Kurz gesagt, geht es bei der Gemeinwohlökonomie darum, ein Wirtschaftssystem entstehen zu lassen, das ein gutes Leben für alle möglich macht. Die GWÖ orientiert sich an den Werten der Menschenwürde, der Solidarität und Gerechtigkeit, sowie der ökologischen Nachhaltigkeit. Transparenz und Mitbestimmung sind ebenfalls zentrale Säulen. Anhand einer GWÖ-Bilanz können Unternehmen oder Kommunen sehen, wie gut sie in den genannten Bereichen schon sind. Politische Instrumente könnte man daran irgendwann sogar ausrichten, beispielsweise, indem bei öffentlichen Vergaben Unternehmen bevorzugt werden, die eine gute GWÖ-Bilanz haben. Über allem steht die Idee, dass eine Wirtschaft der Bedürfniserfüllung der Menschen dienen sollte.
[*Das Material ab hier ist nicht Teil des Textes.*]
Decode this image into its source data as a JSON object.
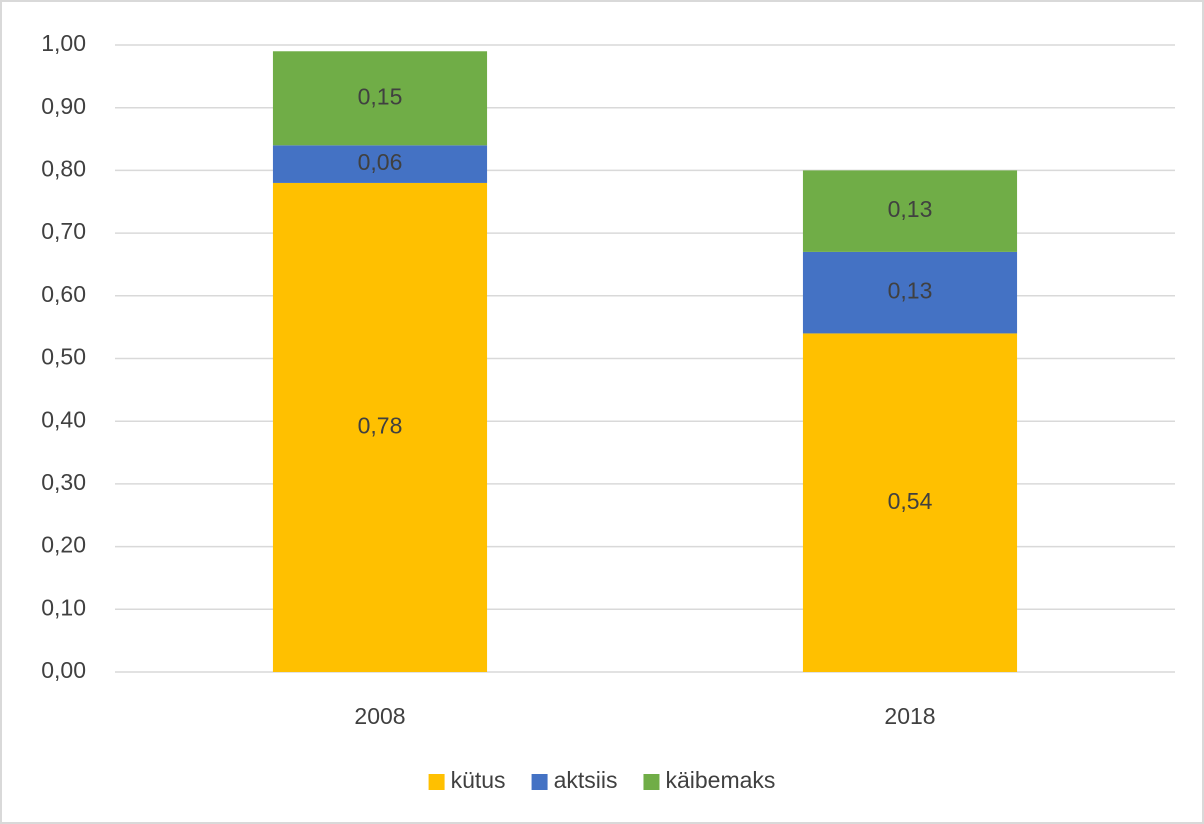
{
  "chart_data": {
    "type": "stacked_bar",
    "categories": [
      "2008",
      "2018"
    ],
    "series": [
      {
        "name": "kütus",
        "color": "#ffc000",
        "values": [
          0.78,
          0.54
        ],
        "value_labels": [
          "0,78",
          "0,54"
        ]
      },
      {
        "name": "aktsiis",
        "color": "#4472c4",
        "values": [
          0.06,
          0.13
        ],
        "value_labels": [
          "0,06",
          "0,13"
        ]
      },
      {
        "name": "käibemaks",
        "color": "#70ad47",
        "values": [
          0.15,
          0.13
        ],
        "value_labels": [
          "0,15",
          "0,13"
        ]
      }
    ],
    "ylim": [
      0,
      1
    ],
    "yticks": [
      {
        "value": 0,
        "label": "0,00"
      },
      {
        "value": 0.1,
        "label": "0,10"
      },
      {
        "value": 0.2,
        "label": "0,20"
      },
      {
        "value": 0.3,
        "label": "0,30"
      },
      {
        "value": 0.4,
        "label": "0,40"
      },
      {
        "value": 0.5,
        "label": "0,50"
      },
      {
        "value": 0.6,
        "label": "0,60"
      },
      {
        "value": 0.7,
        "label": "0,70"
      },
      {
        "value": 0.8,
        "label": "0,80"
      },
      {
        "value": 0.9,
        "label": "0,90"
      },
      {
        "value": 1,
        "label": "1,00"
      }
    ],
    "grid": true,
    "legend": "bottom"
  }
}
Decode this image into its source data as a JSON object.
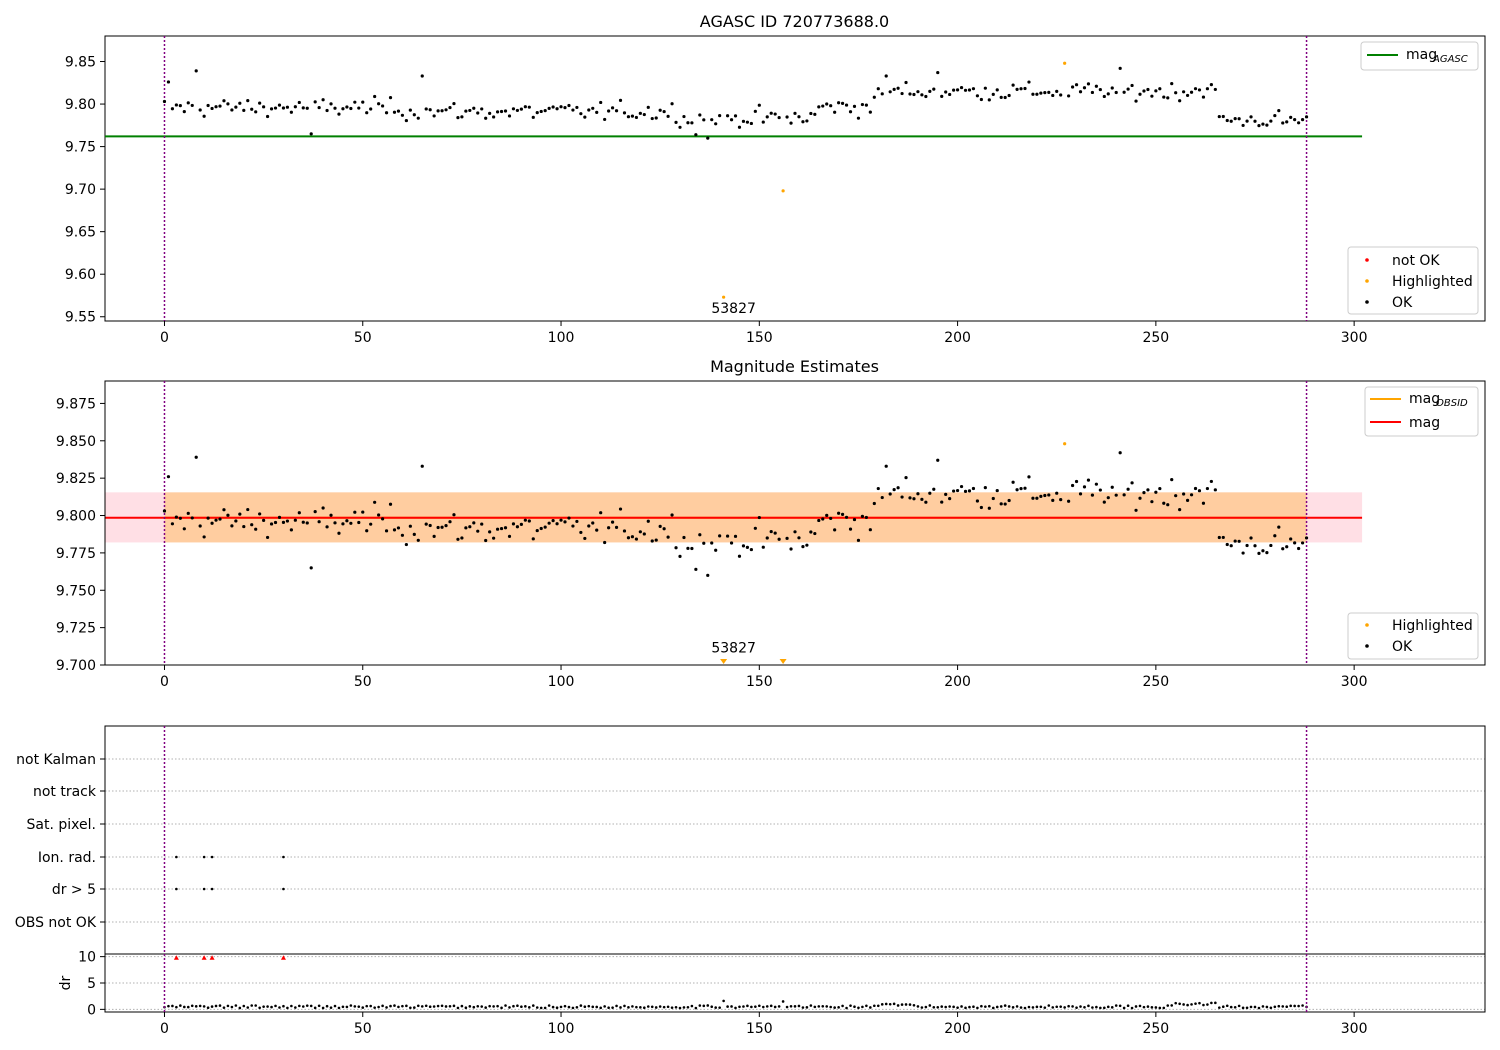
{
  "chart_data": [
    {
      "type": "scatter",
      "title": "AGASC ID 720773688.0",
      "xlim": [
        -15,
        333
      ],
      "ylim": [
        9.545,
        9.88
      ],
      "xticks": [
        0,
        50,
        100,
        150,
        200,
        250,
        300
      ],
      "yticks": [
        9.55,
        9.6,
        9.65,
        9.7,
        9.75,
        9.8,
        9.85
      ],
      "ytick_labels": [
        "9.55",
        "9.60",
        "9.65",
        "9.70",
        "9.75",
        "9.80",
        "9.85"
      ],
      "vlines": [
        0,
        288
      ],
      "hline": {
        "name_main": "mag",
        "name_sub": "AGASC",
        "y": 9.762,
        "x": [
          -15,
          302
        ],
        "color": "#008000"
      },
      "legend_top": "top-right",
      "legend_bottom": "bottom-right",
      "legend_entries": [
        {
          "name": "not OK",
          "color": "#ff0000"
        },
        {
          "name": "Highlighted",
          "color": "#ffa500"
        },
        {
          "name": "OK",
          "color": "#000000"
        }
      ],
      "highlighted": [
        {
          "x": 141,
          "y": 9.573
        },
        {
          "x": 156,
          "y": 9.698
        },
        {
          "x": 227,
          "y": 9.848
        }
      ],
      "annotations": [
        {
          "text": "53827",
          "x": 141,
          "y": 9.573
        }
      ],
      "grid": false
    },
    {
      "type": "scatter",
      "title": "Magnitude Estimates",
      "xlim": [
        -15,
        333
      ],
      "ylim": [
        9.7,
        9.89
      ],
      "xticks": [
        0,
        50,
        100,
        150,
        200,
        250,
        300
      ],
      "yticks": [
        9.7,
        9.725,
        9.75,
        9.775,
        9.8,
        9.825,
        9.85,
        9.875
      ],
      "ytick_labels": [
        "9.700",
        "9.725",
        "9.750",
        "9.775",
        "9.800",
        "9.825",
        "9.850",
        "9.875"
      ],
      "vlines": [
        0,
        288
      ],
      "lines": [
        {
          "name_main": "mag",
          "name_sub": "OBSID",
          "y": 9.7985,
          "x": [
            0,
            288
          ],
          "color": "#ffa500"
        },
        {
          "name_main": "mag",
          "name_sub": "",
          "y": 9.7985,
          "x": [
            -15,
            302
          ],
          "color": "#ff0000"
        }
      ],
      "bands": [
        {
          "y0": 9.782,
          "y1": 9.8155,
          "x": [
            -15,
            302
          ],
          "color": "#ffc0cb",
          "opacity": 0.5
        },
        {
          "y0": 9.782,
          "y1": 9.8155,
          "x": [
            0,
            288
          ],
          "color": "#ffa500",
          "opacity": 0.3
        }
      ],
      "legend_top": "top-right",
      "legend_bottom": "bottom-right",
      "legend_entries": [
        {
          "name": "Highlighted",
          "color": "#ffa500"
        },
        {
          "name": "OK",
          "color": "#000000"
        }
      ],
      "highlighted": [
        {
          "x": 227,
          "y": 9.848
        }
      ],
      "offscale_markers": [
        {
          "x": 141
        },
        {
          "x": 156
        }
      ],
      "annotations": [
        {
          "text": "53827",
          "x": 141,
          "y": 9.703
        }
      ],
      "grid": false
    },
    {
      "type": "scatter",
      "title": "",
      "xlim": [
        -15,
        333
      ],
      "xticks": [
        0,
        50,
        100,
        150,
        200,
        250,
        300
      ],
      "vlines": [
        0,
        288
      ],
      "flag_rows": [
        "not Kalman",
        "not track",
        "Sat. pixel.",
        "Ion. rad.",
        "dr > 5",
        "OBS not OK"
      ],
      "flags": {
        "Ion. rad.": [
          3,
          10,
          12,
          30
        ],
        "dr > 5": [
          3,
          10,
          12,
          30
        ]
      },
      "dr_panel": {
        "ylabel": "dr",
        "yticks": [
          0,
          5,
          10
        ],
        "ylim": [
          -0.5,
          10.5
        ],
        "red_points": [
          {
            "x": 3,
            "y": 9.8
          },
          {
            "x": 10,
            "y": 9.8
          },
          {
            "x": 12,
            "y": 9.8
          },
          {
            "x": 30,
            "y": 9.8
          }
        ],
        "spikes": [
          {
            "x": 141,
            "y": 1.6
          },
          {
            "x": 156,
            "y": 1.5
          }
        ]
      },
      "grid": "horizontal dotted"
    }
  ],
  "series_spec": {
    "n_points": 289,
    "mag_segments": [
      {
        "from": 0,
        "to": 60,
        "base": 9.796
      },
      {
        "from": 60,
        "to": 130,
        "base": 9.791
      },
      {
        "from": 130,
        "to": 165,
        "base": 9.784
      },
      {
        "from": 165,
        "to": 180,
        "base": 9.797
      },
      {
        "from": 180,
        "to": 260,
        "base": 9.815
      },
      {
        "from": 260,
        "to": 266,
        "base": 9.817
      },
      {
        "from": 266,
        "to": 289,
        "base": 9.781
      }
    ],
    "mag_noise": 0.009,
    "mag_outliers": [
      {
        "x": 8,
        "y": 9.839
      },
      {
        "x": 37,
        "y": 9.765
      },
      {
        "x": 65,
        "y": 9.833
      },
      {
        "x": 137,
        "y": 9.76
      },
      {
        "x": 134,
        "y": 9.764
      },
      {
        "x": 182,
        "y": 9.833
      },
      {
        "x": 241,
        "y": 9.842
      },
      {
        "x": 195,
        "y": 9.837
      },
      {
        "x": 1,
        "y": 9.826
      }
    ],
    "dr_base": 0.5,
    "dr_noise": 0.25
  }
}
Nicht umgekehrt.

Klingt, als hätte der Kapitalismus in der GWÖ keinen Platz. Kapitalistische Wirtschaftssysteme lassen explizit große Einkommens- und Vermögensunterschiede zu.

Der Kapitalismus hat sich stets verändert. Und in seiner Reinform gibt es ihn in Deutschland ja ohnehin nicht. In der Praxis ordnen sich sowohl die GWÖ wie auch der Kapitalismus irgendwo im Spannungsfeld zwischen Plan- und Marktwirtschaft ein. Und natürlich können sich auch im Kapitalismus soziale Unternehmen etablieren. Die GWÖ sollte vielmehr als ein Prozess verstanden werden, wirtschaftliches Handeln für alle fairer zu machen und einen Dialog darüber eröffnen, wo wir uns als Gesellschaft hin entwickeln wollen. Es geht nicht darum, am Ende in einer Planwirtschaft zu landen. Die GWÖ ist wie der Kapitalismus ein marktwirtschaftliches Konstrukt, nur orientiert es sich am Gemeinwohl, nicht an der Kapital- und Profitmaximierung. 

Wo stehen in diesem Prozess heute die Tourismusdestinationen – und wo siehst du das größte Potenzial, Dinge zu verändern?

Die Destinationen sind sehr unterschiedlich. Füssen und Regensburg haben beispielsweise für sich schon eine GWÖ-Bilanz erstellt. Andere denken darüber nach. Dennoch gibt es neben dem Instrument der GWÖ-Bilanz viele weitere Ansatzpunkte zum Wandel beizutragen. Es gibt zum Beispiel zahlreiche Initiativen wie Zertifizierungen zur Nachhaltigkeit. Die Destinationen können und wollen also Anreize schaffen. Das größte Potenzial, diese Anreize, Strategien und Ideen in die Tat zu bringen, sehe ich in der Kollaboration, in der Netzwerkarbeit auf Augenhöhe. Das ist sehr einfach gesagt und in Tourismuskonzeptionen geschrieben. Viel schwerer ist es das auch, dies dann wirklich zu leben und in die Destination zu tragen. Denn es bedeutet die eigene Fehlbarkeit anzuerkennen und Vertrauen aufzubauen. Vielleicht auch eigene Machtpositionen aufzugeben oder gegen sie an zu wirken. Ich sehe im Tourismus das Potenzial, den Mut aufzubringen, das zu tun. Denn aus meiner Sicht liegt hier der Grundstein für großen Wandel und der Katalysator, all die nachhaltigen Ideen in die Tat umzusetzen. Und wer mag, kann mich im Themenstrang „Nachhaltige Transformation“, den ich moderieren darf, auf dem DSTNCMP treffen.